Of the 14 gang members jailed, Wildman received nine years. Sheridan was jailed for 14 months.

Investigative journalist and author Eamon Dillon has written about the activities of the gang, which originates from Rathkeale in County Limerick, Ireland, for the past 20 years.

He said: "We knew they were not exactly the most sophisticated of organised criminals, but it was just the sheer volume of break-ins they inspired.

"You almost have to take your hat off to think how did they pull off a stroke like this as they were up against some serious criminals in Vietnam and China?

"They were pretty smart in one sense, but pretty bungling in the way they operated."

The series charts how the gang, traditionally involved in bitumen and counterfeit goods scams across Europe, branched into the black-market rhino horn trade from 2009.

The group, that was also involved in dealing antiques, had spotted the price of rhino horns rising higher than that of gold fuelled by a Chinese demand for their use in traditional medicine as a "miracle cure" for anything from hangovers to cancer.

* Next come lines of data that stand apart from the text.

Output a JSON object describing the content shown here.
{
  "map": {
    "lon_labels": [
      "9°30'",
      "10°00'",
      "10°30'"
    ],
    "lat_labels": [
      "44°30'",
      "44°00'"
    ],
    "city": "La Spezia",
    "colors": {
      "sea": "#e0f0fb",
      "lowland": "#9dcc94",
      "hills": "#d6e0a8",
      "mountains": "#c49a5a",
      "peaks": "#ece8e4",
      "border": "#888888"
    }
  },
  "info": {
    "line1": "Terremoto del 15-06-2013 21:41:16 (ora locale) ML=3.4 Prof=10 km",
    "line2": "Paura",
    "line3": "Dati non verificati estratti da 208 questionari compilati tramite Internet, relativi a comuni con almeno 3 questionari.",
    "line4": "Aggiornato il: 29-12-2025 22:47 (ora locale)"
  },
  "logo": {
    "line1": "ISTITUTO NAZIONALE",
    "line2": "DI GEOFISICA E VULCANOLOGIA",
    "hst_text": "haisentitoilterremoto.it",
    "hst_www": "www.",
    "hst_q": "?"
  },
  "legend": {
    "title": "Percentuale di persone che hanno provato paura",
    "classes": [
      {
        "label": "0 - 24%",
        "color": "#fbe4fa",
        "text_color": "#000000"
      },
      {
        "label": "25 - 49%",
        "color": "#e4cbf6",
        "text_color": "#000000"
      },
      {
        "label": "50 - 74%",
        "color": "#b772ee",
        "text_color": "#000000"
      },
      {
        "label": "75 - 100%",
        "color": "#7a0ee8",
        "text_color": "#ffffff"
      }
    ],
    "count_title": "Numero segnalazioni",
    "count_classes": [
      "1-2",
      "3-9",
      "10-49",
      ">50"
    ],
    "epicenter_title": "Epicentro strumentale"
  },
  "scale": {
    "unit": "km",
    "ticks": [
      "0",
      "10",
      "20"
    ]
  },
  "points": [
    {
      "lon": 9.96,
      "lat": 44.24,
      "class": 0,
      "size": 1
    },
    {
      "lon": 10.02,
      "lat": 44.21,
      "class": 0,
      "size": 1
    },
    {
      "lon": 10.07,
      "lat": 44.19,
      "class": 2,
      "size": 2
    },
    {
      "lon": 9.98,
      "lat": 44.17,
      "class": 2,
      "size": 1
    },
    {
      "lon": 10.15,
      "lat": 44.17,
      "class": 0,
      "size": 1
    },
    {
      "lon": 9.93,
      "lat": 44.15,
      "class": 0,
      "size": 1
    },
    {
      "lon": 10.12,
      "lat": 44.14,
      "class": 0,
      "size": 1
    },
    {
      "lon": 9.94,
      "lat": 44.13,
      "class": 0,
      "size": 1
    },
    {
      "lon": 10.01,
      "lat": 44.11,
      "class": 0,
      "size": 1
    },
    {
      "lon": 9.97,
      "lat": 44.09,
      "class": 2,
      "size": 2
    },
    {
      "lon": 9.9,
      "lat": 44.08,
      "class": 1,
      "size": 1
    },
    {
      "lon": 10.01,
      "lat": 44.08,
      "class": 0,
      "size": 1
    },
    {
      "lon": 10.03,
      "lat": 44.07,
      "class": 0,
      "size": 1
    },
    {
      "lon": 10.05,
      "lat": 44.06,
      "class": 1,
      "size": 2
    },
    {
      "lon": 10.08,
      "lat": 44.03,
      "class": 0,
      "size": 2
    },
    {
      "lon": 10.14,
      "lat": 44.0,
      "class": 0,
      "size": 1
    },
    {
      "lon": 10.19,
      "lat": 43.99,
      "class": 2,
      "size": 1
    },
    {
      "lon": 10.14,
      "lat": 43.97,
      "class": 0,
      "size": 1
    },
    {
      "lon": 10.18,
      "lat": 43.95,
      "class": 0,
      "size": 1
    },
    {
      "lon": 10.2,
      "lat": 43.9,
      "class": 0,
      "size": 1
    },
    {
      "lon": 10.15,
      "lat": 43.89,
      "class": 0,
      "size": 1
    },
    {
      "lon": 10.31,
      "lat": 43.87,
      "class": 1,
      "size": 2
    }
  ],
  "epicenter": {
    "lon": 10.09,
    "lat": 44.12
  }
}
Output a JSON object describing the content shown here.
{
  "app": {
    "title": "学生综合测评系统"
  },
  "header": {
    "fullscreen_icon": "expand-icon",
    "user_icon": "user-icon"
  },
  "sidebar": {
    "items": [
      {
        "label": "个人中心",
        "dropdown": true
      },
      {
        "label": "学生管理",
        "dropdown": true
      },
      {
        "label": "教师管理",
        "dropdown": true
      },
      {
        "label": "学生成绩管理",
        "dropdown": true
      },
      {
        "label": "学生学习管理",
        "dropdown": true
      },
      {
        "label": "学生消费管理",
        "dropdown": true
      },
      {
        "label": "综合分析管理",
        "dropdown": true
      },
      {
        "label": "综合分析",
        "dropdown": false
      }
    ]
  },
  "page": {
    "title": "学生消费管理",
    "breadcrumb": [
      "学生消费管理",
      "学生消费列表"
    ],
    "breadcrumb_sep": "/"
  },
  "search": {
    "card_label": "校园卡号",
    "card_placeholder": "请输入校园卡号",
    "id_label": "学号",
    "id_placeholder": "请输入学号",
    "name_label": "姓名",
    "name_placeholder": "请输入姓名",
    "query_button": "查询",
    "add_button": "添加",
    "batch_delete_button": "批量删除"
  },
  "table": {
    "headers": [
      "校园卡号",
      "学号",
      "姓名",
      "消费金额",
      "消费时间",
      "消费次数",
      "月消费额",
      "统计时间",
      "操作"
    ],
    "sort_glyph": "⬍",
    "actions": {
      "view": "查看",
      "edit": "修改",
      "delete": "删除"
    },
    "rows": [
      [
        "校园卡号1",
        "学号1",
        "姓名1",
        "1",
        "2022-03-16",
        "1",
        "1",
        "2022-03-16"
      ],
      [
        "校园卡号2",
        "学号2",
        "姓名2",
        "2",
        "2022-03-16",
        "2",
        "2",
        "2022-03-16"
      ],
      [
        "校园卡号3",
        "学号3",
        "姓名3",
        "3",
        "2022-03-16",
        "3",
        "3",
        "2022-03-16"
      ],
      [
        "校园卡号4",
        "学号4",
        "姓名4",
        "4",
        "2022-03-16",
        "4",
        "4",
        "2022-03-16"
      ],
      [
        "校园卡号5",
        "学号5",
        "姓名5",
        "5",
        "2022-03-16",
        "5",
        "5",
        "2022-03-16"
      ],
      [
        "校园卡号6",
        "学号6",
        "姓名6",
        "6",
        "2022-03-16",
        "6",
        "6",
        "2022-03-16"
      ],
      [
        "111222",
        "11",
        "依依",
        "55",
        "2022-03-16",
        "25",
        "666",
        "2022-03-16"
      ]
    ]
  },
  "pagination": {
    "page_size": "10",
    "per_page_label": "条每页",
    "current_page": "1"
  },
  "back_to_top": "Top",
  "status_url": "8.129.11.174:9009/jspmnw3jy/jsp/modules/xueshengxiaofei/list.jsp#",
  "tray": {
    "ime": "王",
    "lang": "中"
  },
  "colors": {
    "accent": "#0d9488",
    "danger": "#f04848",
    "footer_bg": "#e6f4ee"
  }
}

The gang initially began illegally importing rhino horn products from the US to the UK to sell to Chinese contacts from 2010.

By 2011 museums and auction houses across Britain and Europe were hit by the odd crime spree when burglars broke in to target rhino horns or Chinese artefacts made from jade.

Over twelve months, an estimated ninety-one rhino horns were stolen from buildings in fifteen countries.

The Great Rhino Robbery part one is on Sky Documentaries and streaming service NOW from January 3rd.